Contudo, os flavonóides estão entre os metabólitos secundários encontrados em maior quantidade na Baccharis trimera e, que apresentam maior atividade terapêutica. Podem ser divididos em várias classes, de acordo com o grau de oxidação e de insaturação do heterociclo (Figura 2). Sendo assim, ocorrem flavonóis (e.g. quercetina), flavonas (e.g. luteolina), isoflavonas (e.g. genisteína), flavanonas (e.g. naringenina), antocianidinas (e.g. cianidina), flavanóis (e.g. epicatequina) e as proantocianidinas, ou taninos condensados, que são flavanóis poliméricos (Marques, 2008).

FIGURA 2. Diferentes classes de flavonóides (adaptado de Huber, 2008).

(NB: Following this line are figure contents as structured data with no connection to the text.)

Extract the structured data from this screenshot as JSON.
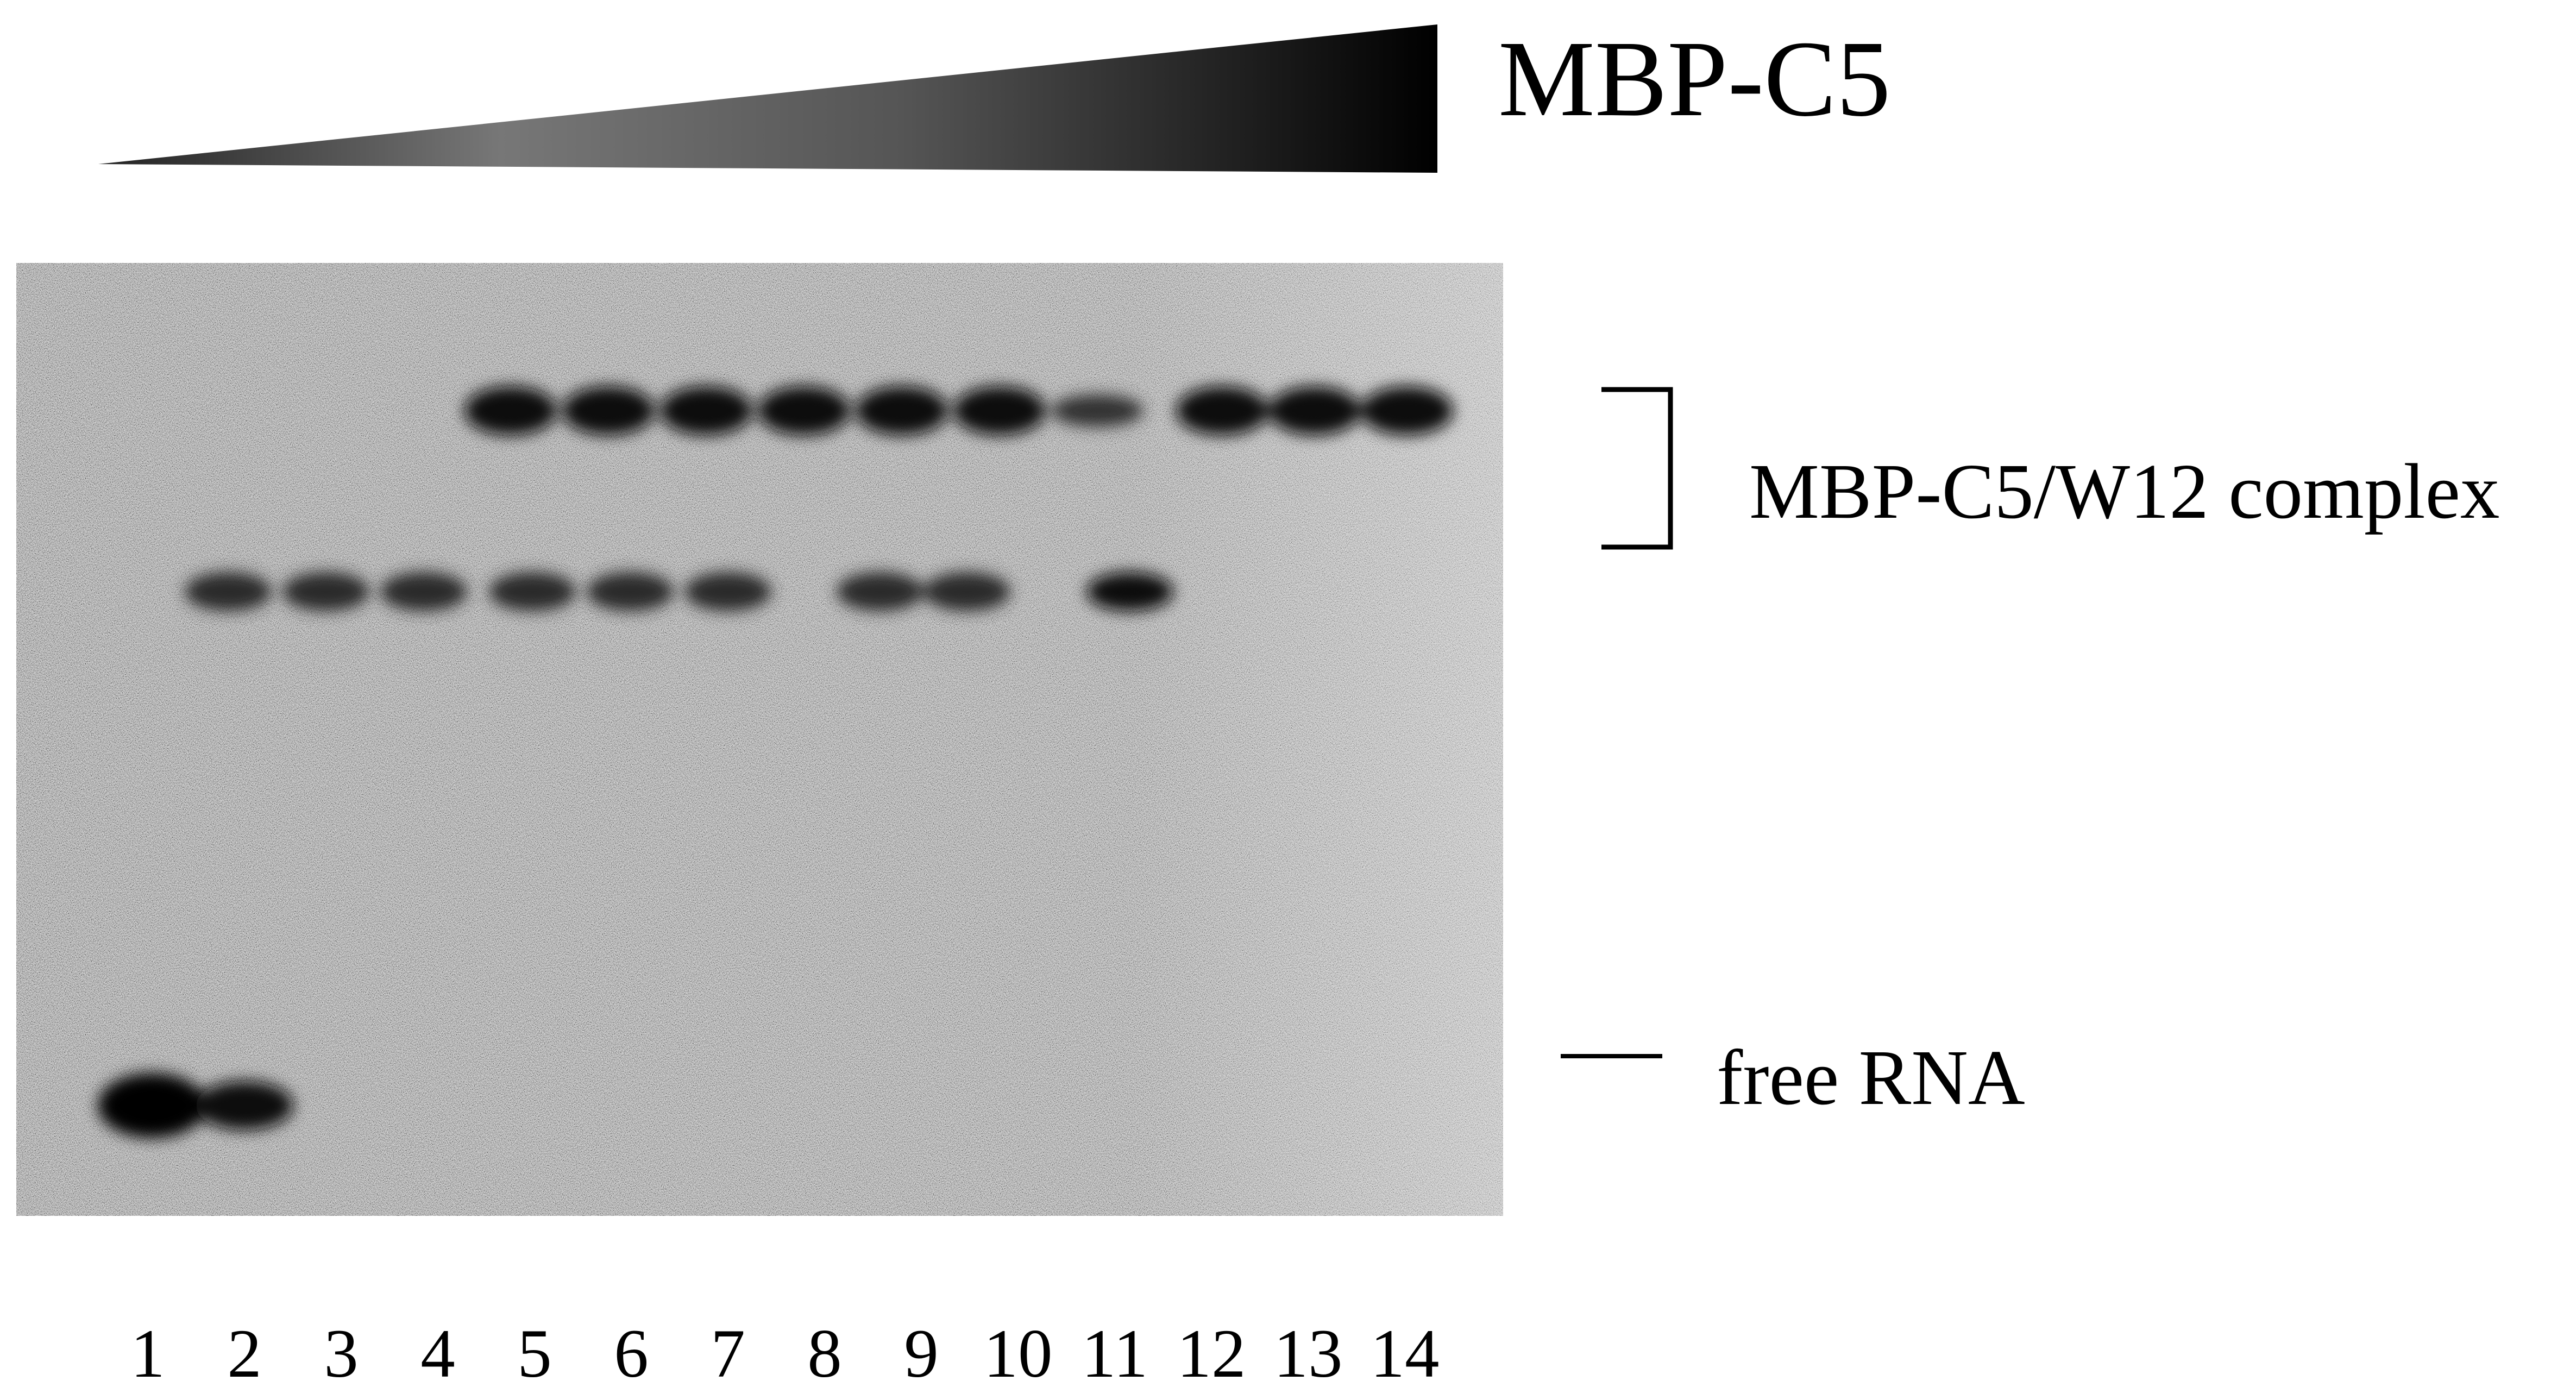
{
  "title": "MBP-C5",
  "labels": {
    "complex": "MBP-C5/W12 complex",
    "free": "free RNA"
  },
  "lanes": [
    "1",
    "2",
    "3",
    "4",
    "5",
    "6",
    "7",
    "8",
    "9",
    "10",
    "11",
    "12",
    "13",
    "14"
  ]
}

A biossíntese dos flavonóides (Figura 3) ocorre por uma via mista, a via do ácido chiquímico e a do acetato. O ácido chiquímico é o precursor do composto inicial da síntese dos flavonóides, a fenilalanina. Este aminoácido aromático depois de desaminado pela fenilalanina-amónia-líase (PAL) produz ácido cinâmico, que por ação da 4-hidroxilase cinamato é convertido em ácido p-cumárico. Estas duas enzimas estão associadas, o ácido cinâmico não é libertado pela PAL, mas sim transferido diretamente para o centro ativo da segunda enzima (Marques, 2008).

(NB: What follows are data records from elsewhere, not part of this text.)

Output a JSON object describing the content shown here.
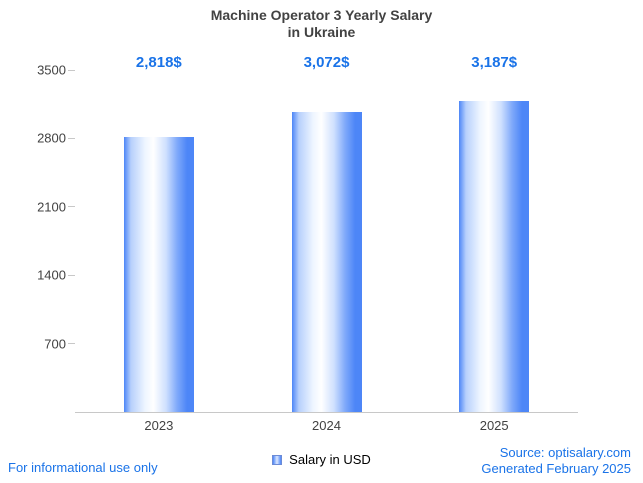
{
  "title": {
    "line1": "Machine Operator 3 Yearly Salary",
    "line2": "in Ukraine"
  },
  "chart_data": {
    "type": "bar",
    "title": "Machine Operator 3 Yearly Salary in Ukraine",
    "categories": [
      "2023",
      "2024",
      "2025"
    ],
    "series": [
      {
        "name": "Salary in USD",
        "values": [
          2818,
          3072,
          3187
        ]
      }
    ],
    "value_labels": [
      "2,818$",
      "3,072$",
      "3,187$"
    ],
    "y_ticks": [
      700,
      1400,
      2100,
      2800,
      3500
    ],
    "ylim": [
      0,
      3500
    ],
    "xlabel": "",
    "ylabel": "",
    "grid": false,
    "legend_position": "bottom",
    "bar_color": "#4d86f7",
    "value_label_color": "#1a73e8"
  },
  "footer": {
    "left": "For informational use only",
    "source": "Source: optisalary.com",
    "generated": "Generated February 2025"
  },
  "colors": {
    "accent_blue": "#1a73e8",
    "axis_line": "#c8c8c8",
    "text": "#424242"
  }
}
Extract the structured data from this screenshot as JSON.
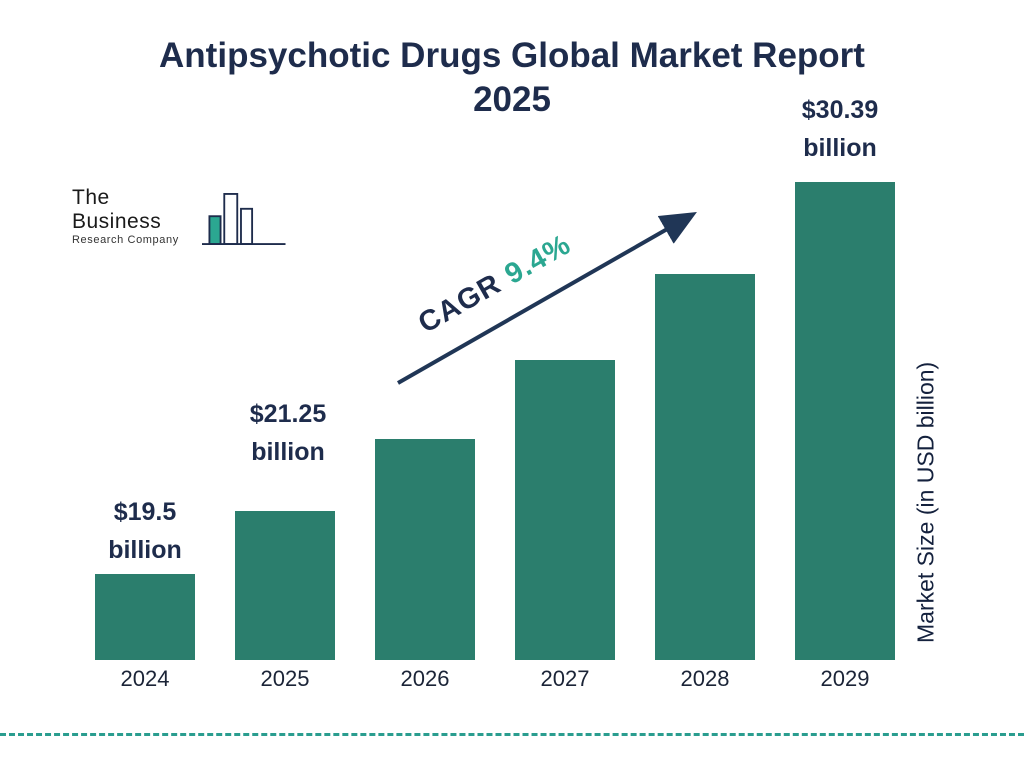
{
  "title": {
    "line1": "Antipsychotic Drugs Global Market Report",
    "line2": "2025"
  },
  "logo": {
    "name_line1": "The Business",
    "name_line2": "Research Company"
  },
  "chart_data": {
    "type": "bar",
    "title": "Antipsychotic Drugs Global Market Report 2025",
    "categories": [
      "2024",
      "2025",
      "2026",
      "2027",
      "2028",
      "2029"
    ],
    "values": [
      19.5,
      21.25,
      23.25,
      25.43,
      27.82,
      30.39
    ],
    "estimated_indices": [
      2,
      3,
      4
    ],
    "data_labels": [
      {
        "category": "2024",
        "value_text": "$19.5",
        "unit_text": "billion"
      },
      {
        "category": "2025",
        "value_text": "$21.25",
        "unit_text": "billion"
      },
      {
        "category": "2029",
        "value_text": "$30.39",
        "unit_text": "billion"
      }
    ],
    "annotation": {
      "cagr_label": "CAGR",
      "cagr_value": "9.4%"
    },
    "xlabel": "",
    "ylabel": "Market Size (in USD billion)",
    "legend": "none",
    "grid": false,
    "bar_color": "#2b7e6d",
    "accent_teal": "#2ba791",
    "navy": "#1e2c4c",
    "dashed_line_color": "#2a9d8f"
  }
}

FIGURA 3. Biossíntese dos flavonóides (adaptado de Marques, 2008).

Posteriormente, ocorre a adição da CoA, catalisada pelo p-cumarato-CoA liase, originando a p-cumaroil-CoA, que ao reagir com três moléculas de malonil-CoA forma a naringenina chalcona. Esta reação é catalizada pela chalcona sintetase. Finalmente, ocorre a ciclização do anel C, catalizada pela chalcona isomerase, para formar a naringenina que por fim origina a hispidulina, por meio de metoxilação (Figura 3). Desta forma, nos flavanóides, o anel A é formado via acetato, enquanto o B resulta da via chiquimato e os três átomos de carbono que ligam o anel A ao B derivam do fosfoenolpiruvato (Marques, 2008).

CONCLUSÃO
A revisão bibliográfica possibilitou caracterizar morfologicamente a carqueja, expor algumas propriedades terapêuticas e, descrever a rota biossintética do flavonóide hispidulina, que se trata de um dos principais metabólitos secundários, responsável pelo efeito hepatoprotetor e antioxidante. A compreensão e conhecimento das enzimas e substratos envolvidos na biossíntese desse metabólito caracterizam-se como importantes ferramentas no controle de qualidade e na padronização da terapêutica da carqueja. Apesar dos estudos desenvolvidos com a planta, é importante a condução de novas pesquisas buscando determinar potenciais ações terapêuticas da carqueja e formas de ação. Em geral, no Brasil, considerando a grande diversidade de espécies potenciais, há uma maior necessidade de estudos relacionados à composição química e atividade terapêutica de plantas medicinais.